All else being equal, patients are 0.4 percent more likely to pick a low-cost hospital than a higher-cost one. But when a patient’s physician is employed by the hospital where the patient goes, patients are 2.7 percent more likely to be at a high-cost hospital.
That means just a shift in priorities for a physician's referrals has a nearly seven times greater effect on patient choices than costs—a statistic that should send shivers down the neck of any advocate of relying on consumers shopping for care to reduce health care spending.
When it come to differences in quality—measured by mortality and readmission rates—patients are 0.9 percent more likely to choose a higher-quality hospital than a lower-quality one, when all other factors are the same. But when a patient’s physician is owned by the hospital where the patient is going, the chances are 1.8 percent higher than the hospital will be low-quality.
That means a new priority in physician referrals is twice as powerful as quality rankings—another big problem for transparency efforts.

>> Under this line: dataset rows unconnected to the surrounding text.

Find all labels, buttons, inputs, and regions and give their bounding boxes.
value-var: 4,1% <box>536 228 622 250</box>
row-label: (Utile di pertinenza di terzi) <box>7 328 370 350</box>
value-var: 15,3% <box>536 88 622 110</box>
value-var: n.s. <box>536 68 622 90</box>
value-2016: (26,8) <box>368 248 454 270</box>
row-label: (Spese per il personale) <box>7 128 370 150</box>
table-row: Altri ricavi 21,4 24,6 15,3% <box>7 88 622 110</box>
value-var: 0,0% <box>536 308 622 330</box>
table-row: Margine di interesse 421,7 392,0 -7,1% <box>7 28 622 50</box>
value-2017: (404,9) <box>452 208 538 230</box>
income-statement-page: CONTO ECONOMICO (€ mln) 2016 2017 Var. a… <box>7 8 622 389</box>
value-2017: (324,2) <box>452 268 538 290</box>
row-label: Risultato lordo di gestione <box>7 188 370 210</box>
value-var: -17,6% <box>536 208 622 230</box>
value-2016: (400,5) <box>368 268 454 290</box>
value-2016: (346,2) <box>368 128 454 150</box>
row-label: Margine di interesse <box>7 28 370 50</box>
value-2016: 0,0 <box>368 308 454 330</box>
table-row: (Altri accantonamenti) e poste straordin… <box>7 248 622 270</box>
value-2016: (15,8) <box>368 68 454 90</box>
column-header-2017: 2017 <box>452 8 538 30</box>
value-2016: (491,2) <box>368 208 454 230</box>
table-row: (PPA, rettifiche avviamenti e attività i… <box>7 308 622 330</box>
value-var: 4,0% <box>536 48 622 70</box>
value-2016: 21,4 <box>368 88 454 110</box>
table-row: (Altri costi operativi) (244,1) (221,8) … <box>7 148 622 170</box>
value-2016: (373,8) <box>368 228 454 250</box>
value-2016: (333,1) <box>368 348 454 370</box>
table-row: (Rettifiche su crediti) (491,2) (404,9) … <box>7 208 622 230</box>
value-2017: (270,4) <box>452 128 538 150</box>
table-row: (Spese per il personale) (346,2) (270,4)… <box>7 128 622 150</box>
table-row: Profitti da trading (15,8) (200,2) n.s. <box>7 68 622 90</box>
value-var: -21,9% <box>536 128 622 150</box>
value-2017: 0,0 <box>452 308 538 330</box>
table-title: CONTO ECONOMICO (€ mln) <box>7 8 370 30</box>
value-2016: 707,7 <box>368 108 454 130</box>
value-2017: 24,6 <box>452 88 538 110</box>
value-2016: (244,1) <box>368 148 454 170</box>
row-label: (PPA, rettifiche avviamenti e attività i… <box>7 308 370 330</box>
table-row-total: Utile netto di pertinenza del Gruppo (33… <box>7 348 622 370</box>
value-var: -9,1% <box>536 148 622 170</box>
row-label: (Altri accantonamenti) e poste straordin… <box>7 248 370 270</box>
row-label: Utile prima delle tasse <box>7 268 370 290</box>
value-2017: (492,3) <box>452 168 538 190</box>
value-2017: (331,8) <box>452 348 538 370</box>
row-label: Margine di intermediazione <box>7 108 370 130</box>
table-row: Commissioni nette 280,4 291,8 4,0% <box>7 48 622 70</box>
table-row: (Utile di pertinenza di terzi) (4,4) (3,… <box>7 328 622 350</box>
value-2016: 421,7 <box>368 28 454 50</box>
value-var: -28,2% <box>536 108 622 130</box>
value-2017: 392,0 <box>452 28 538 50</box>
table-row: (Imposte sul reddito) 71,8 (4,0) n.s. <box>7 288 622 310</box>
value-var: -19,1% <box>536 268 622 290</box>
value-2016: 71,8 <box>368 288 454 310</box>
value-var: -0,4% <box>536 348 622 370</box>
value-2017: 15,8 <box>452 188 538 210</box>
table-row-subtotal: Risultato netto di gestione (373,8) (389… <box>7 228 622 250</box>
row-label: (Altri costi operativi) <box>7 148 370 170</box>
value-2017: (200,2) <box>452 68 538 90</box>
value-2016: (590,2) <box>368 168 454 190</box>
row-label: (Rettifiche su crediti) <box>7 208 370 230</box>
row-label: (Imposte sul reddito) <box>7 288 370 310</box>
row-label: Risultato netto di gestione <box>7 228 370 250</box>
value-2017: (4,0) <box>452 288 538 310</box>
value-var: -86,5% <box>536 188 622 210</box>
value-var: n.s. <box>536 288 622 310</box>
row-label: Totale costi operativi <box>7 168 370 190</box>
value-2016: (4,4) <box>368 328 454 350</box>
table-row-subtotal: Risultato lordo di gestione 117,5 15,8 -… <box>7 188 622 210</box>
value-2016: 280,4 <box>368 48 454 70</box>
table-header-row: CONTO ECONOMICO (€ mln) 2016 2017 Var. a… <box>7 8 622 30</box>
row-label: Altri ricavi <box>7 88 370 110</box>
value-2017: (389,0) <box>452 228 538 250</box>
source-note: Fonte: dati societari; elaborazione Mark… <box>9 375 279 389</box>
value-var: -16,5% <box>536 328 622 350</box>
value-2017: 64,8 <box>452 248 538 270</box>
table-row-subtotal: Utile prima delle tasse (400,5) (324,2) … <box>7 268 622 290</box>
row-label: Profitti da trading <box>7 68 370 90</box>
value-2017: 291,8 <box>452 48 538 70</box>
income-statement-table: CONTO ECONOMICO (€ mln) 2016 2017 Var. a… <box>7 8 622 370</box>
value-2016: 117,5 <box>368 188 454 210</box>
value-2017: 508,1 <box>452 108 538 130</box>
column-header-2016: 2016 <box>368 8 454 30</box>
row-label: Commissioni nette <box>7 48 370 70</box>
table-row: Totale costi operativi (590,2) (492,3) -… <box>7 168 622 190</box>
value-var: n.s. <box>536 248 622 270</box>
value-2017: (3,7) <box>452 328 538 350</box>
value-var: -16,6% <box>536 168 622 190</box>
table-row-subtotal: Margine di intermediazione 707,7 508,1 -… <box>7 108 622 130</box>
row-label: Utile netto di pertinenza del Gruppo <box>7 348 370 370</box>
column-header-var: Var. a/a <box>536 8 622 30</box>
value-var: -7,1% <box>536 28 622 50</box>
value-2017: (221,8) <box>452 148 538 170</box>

Physician referrals have a harder time overcoming distance, although they still can do that, too. Patients are 1.4 percent less likely to pick a hospital farther away from their home, all else being equal. When their doctor is owned by the hospital, patients are 0.7 percent more likely to go to a hospital farther away.
“We find that a hospital’s ownership of an admitting physician dramatically increases the probability that the physician’s patients will choose the owning hospital,” wrote the Stanford researchers. They added, “We conclude that hospital/physician integration affects patients’ hospital choices in a way that is inconsistent with their best interests.”

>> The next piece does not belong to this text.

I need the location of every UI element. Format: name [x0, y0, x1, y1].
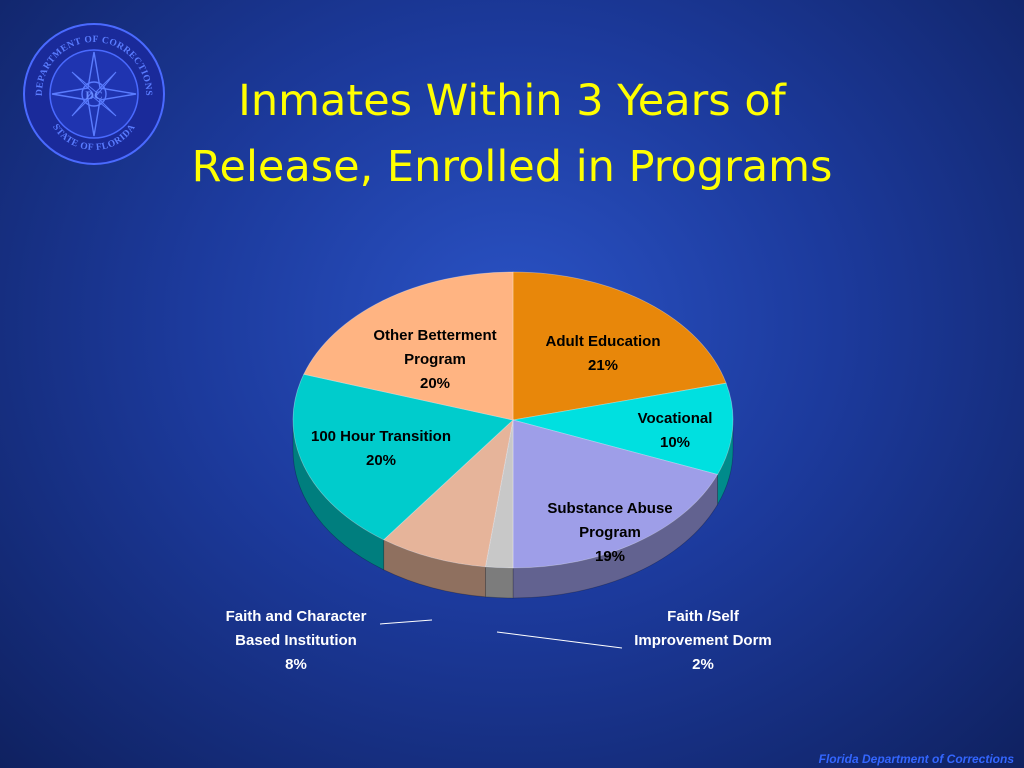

Hospitals have long defended their employment of doctors by saying they don’t pay physicians for referrals (which is against federal law) and by saying their employed docs have the freedom to refer patients outside their system—whenever the patient requests it.
But most patients don’t request it. And it’s no secret hospitals encourage their employed docs to keep patients inside the system—verbally and even with “leakage” clauses in their employment contracts that pin financial incentives to whether or not a doctor keeps out-of-system referrals below a specific threshold.
Hospitals and doctors have done a lot of work since 2009 to improve quality and reduce costs.But if the results of Obamacare’s ACO experiment are any guide, then they confirm the Stanford results that integrating hospitals and physicians is not likely to reduce medical spending.